Да, Владимир Ильич переехал в Питер. И правильно сделал. Его место именно там, в столице.
А вот на Волге будет теперь тише. Но ничего, в Самаре ведь остались его друзья. Остался и перебравшийся туда Исаак Лалаянц. Он казанец, а казанская закалка оказалась довольно крепкой. Не сдаются ребята. Григорьев и Скворцов — в Нижнем. Санин закончил в своих подлиповских лесах перевод книги Энгельса и выехал в Саратов. Ягодкин пока отдыхает у матери, но тоже готовится к работе в каком-нибудь волжском городе.
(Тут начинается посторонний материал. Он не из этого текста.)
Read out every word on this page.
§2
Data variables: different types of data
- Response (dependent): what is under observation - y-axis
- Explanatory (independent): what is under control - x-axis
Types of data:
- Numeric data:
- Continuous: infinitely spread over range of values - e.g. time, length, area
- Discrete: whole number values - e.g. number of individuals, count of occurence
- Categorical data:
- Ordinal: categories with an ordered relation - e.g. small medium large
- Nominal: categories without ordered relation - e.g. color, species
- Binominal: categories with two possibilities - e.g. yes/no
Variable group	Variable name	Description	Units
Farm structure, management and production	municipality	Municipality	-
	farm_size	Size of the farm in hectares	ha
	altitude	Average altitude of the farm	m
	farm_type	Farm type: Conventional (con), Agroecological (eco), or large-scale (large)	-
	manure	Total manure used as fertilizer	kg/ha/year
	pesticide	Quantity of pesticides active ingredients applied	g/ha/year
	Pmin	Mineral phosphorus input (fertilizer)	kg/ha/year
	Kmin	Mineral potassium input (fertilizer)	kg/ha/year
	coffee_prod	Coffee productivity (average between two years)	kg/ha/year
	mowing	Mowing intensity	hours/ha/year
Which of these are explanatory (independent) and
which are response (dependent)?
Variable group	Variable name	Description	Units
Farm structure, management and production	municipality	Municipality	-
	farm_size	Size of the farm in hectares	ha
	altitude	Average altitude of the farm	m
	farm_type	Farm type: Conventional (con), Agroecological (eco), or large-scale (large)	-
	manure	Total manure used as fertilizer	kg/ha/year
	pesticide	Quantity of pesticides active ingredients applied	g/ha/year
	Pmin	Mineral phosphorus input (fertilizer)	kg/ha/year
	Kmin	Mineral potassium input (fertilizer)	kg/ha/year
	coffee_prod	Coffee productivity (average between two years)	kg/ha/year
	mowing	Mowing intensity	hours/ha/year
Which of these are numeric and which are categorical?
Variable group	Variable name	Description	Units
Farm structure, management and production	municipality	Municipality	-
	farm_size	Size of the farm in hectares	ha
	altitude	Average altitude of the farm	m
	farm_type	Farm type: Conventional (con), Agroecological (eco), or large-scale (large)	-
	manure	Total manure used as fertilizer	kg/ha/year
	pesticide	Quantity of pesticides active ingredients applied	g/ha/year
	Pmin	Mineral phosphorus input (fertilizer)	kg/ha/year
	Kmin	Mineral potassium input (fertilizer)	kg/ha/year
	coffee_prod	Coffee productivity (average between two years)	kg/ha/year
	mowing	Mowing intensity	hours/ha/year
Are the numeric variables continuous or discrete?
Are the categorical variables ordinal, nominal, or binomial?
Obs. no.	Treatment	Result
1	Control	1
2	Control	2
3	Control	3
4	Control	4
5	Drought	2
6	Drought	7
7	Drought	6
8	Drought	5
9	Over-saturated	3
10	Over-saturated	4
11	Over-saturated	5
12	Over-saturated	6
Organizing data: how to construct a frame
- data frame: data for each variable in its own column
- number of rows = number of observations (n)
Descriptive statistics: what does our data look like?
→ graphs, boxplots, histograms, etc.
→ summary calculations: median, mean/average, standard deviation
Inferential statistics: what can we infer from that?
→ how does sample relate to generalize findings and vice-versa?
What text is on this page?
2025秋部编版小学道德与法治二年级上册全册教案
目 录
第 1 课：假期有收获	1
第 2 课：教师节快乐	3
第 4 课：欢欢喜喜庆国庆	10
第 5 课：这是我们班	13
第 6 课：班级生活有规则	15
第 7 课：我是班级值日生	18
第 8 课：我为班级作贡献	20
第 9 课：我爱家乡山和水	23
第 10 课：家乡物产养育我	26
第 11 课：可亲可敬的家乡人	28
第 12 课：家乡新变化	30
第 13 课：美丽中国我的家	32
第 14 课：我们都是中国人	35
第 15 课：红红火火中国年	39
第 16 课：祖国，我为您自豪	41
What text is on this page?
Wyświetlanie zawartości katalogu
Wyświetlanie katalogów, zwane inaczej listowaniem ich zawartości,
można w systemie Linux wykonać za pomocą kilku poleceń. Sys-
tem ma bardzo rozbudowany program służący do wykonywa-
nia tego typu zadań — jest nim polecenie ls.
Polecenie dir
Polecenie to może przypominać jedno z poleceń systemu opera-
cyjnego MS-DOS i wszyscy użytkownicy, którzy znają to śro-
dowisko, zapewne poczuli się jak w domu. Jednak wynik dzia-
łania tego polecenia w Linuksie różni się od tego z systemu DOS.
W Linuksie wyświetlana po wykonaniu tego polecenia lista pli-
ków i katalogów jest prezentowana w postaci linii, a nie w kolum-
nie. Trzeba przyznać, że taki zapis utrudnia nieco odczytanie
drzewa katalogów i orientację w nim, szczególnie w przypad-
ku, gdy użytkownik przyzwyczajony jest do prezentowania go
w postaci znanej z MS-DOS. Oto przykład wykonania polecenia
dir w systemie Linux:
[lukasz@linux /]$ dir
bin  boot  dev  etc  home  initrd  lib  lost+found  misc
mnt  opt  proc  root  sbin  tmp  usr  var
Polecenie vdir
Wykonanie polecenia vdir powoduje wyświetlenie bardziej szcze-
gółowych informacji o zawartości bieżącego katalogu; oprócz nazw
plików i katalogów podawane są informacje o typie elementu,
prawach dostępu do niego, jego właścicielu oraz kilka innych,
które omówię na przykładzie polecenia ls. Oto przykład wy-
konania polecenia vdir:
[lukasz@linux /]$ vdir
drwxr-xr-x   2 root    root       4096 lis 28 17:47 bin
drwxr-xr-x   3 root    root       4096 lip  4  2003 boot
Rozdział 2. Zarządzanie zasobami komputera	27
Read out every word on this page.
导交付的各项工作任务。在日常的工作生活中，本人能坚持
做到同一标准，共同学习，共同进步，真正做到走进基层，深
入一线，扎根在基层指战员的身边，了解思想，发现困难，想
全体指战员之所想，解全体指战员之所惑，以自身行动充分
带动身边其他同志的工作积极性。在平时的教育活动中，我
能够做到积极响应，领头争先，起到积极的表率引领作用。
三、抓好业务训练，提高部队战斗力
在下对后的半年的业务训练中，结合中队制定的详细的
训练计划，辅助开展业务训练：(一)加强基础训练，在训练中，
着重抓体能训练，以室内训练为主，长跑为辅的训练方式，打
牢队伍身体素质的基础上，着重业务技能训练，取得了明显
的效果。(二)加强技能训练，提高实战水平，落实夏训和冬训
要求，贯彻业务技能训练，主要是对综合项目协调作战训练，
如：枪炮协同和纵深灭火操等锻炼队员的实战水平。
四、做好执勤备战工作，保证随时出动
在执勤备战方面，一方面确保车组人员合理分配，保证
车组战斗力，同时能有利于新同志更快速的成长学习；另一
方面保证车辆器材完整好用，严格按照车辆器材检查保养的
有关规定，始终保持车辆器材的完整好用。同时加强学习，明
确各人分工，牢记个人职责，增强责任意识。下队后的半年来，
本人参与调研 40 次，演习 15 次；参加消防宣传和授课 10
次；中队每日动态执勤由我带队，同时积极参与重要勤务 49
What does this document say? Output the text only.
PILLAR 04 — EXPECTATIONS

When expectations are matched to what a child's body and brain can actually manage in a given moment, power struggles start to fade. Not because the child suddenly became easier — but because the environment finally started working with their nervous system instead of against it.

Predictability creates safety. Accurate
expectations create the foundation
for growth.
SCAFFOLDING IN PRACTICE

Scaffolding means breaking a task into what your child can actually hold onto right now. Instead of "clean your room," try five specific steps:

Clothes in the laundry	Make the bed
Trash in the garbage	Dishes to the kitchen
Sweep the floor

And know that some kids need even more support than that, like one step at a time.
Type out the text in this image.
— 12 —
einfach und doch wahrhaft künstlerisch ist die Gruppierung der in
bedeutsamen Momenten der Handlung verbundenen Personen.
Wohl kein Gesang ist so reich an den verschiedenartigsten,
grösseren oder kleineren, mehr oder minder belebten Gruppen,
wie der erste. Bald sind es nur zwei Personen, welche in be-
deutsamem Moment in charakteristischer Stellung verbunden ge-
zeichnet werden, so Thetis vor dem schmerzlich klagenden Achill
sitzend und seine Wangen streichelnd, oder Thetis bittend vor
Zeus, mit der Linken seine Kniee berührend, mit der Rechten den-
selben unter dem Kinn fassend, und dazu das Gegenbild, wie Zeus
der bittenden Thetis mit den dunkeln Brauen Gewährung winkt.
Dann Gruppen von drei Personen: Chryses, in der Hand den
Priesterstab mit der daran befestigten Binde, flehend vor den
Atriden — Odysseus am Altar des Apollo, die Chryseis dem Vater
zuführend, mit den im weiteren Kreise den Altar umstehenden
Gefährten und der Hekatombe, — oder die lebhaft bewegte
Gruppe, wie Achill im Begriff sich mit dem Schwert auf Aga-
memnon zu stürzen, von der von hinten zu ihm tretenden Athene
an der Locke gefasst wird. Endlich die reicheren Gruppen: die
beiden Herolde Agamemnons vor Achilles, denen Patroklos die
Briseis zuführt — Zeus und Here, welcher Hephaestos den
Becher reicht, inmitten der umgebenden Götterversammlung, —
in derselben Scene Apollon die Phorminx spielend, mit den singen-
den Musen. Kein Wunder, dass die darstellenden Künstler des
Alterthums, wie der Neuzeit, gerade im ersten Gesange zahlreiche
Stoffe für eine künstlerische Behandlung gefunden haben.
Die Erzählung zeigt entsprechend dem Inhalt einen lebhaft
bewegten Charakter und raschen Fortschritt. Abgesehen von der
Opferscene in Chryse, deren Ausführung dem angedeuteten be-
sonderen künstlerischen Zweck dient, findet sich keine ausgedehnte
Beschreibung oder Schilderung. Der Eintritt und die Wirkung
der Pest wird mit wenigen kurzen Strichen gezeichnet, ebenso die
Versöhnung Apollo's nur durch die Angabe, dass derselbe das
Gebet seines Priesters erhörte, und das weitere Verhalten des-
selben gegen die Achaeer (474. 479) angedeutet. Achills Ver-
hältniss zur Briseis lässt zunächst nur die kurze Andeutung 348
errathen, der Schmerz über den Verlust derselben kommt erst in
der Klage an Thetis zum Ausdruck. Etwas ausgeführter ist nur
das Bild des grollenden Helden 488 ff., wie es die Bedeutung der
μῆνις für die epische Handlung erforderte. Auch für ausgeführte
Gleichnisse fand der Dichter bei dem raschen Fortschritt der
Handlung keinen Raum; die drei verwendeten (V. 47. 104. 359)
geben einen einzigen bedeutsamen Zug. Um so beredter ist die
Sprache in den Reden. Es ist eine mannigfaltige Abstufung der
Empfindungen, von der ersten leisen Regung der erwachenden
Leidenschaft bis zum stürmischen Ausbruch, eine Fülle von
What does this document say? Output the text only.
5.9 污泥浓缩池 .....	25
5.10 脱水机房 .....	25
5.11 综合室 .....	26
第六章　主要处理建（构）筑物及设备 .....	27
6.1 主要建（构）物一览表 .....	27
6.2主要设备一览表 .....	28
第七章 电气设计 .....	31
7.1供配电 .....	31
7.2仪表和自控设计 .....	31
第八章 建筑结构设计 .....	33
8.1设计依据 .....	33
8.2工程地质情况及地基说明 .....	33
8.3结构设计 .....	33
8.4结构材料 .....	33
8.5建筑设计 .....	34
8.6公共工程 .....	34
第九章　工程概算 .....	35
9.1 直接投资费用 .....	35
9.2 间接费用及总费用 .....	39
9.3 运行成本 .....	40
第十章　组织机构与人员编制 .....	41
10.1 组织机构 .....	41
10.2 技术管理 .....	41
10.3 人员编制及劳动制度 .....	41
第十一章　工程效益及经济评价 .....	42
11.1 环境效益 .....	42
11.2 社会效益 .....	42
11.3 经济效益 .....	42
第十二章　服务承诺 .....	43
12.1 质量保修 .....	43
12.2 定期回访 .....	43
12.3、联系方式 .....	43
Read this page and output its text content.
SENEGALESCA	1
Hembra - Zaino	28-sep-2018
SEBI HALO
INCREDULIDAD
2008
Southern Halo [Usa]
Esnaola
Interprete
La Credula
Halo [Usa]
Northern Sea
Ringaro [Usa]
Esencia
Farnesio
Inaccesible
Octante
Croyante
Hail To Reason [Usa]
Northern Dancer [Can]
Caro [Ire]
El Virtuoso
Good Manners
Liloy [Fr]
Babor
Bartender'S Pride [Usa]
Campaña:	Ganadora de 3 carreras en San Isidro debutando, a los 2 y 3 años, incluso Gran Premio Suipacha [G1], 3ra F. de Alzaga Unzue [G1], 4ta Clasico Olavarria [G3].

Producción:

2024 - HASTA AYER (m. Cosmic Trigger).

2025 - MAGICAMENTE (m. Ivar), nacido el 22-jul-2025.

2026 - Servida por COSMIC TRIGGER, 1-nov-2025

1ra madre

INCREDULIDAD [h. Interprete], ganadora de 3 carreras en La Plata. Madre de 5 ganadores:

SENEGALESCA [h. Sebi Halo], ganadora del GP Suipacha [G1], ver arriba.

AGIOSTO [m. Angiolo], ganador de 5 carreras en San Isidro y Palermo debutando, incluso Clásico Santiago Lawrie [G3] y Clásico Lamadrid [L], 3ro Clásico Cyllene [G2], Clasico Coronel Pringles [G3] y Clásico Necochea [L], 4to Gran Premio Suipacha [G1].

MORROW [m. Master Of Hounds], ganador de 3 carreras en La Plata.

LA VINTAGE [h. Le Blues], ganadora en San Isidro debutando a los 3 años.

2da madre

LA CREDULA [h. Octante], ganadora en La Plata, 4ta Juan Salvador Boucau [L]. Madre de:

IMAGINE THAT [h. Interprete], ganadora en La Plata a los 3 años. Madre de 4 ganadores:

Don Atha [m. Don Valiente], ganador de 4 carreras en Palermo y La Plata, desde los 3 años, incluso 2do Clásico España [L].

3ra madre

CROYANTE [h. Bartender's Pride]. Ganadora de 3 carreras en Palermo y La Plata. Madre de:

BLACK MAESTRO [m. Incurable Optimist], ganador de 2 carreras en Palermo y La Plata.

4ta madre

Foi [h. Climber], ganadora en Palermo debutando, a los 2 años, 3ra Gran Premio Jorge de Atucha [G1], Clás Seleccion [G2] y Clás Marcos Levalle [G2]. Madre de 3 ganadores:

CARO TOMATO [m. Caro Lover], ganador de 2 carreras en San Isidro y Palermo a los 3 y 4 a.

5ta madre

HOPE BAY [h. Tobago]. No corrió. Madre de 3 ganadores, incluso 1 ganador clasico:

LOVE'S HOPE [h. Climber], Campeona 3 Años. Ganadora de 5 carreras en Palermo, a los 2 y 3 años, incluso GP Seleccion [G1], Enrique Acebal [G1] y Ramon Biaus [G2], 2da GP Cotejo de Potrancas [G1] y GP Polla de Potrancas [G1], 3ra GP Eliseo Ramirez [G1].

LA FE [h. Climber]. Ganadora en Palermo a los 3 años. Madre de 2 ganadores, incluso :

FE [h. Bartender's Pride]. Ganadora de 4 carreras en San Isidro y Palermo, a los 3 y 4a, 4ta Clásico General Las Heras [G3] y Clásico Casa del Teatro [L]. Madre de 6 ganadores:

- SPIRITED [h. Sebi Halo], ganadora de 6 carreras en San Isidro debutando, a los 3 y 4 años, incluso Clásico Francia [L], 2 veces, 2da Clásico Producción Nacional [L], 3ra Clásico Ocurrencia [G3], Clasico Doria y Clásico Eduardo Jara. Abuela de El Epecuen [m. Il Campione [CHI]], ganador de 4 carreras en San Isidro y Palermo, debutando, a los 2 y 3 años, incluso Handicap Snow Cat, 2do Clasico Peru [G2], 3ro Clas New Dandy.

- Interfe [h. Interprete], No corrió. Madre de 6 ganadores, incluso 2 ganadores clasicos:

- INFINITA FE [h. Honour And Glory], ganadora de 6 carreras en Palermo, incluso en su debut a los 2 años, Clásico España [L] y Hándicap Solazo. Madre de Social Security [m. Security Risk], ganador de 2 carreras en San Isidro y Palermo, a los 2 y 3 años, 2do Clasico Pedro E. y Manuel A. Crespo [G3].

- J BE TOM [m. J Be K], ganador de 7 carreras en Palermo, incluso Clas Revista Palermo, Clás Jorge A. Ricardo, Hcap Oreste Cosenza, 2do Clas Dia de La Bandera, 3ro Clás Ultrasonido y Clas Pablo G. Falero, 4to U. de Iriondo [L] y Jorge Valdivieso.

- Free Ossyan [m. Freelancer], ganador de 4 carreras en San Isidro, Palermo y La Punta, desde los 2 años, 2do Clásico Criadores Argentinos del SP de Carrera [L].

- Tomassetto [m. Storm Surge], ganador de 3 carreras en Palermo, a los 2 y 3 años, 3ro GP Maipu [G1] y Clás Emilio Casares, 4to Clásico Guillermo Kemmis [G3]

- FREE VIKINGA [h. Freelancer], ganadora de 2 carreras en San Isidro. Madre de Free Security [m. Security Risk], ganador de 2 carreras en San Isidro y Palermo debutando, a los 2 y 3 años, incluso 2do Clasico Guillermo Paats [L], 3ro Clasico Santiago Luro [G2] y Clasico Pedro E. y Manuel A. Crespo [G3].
Многие идут, не сбиваясь, по той дороге, которую выбрали в Казани. Некоторые, правда, где-то затерялись, но, возможно, ещё найдутся. Объявился же вот Петрусь Маслов. Оказывается, он подался из «Крестов» прямо на Урал, в родные места, а всё-таки стосковался по Волге, стал туда писать, нашёл старых друзей, потом завязал переписку с Ульяновым и теперь хочет поселиться в Самаре. Нет, Волга не затихнет. Вырваться бы из этих стен! Почему не выпускают? Может быть, из Петербурга пришла следом другая бумага и прихлопнула первую? Неужели Маша всё ещё сидит в конторе?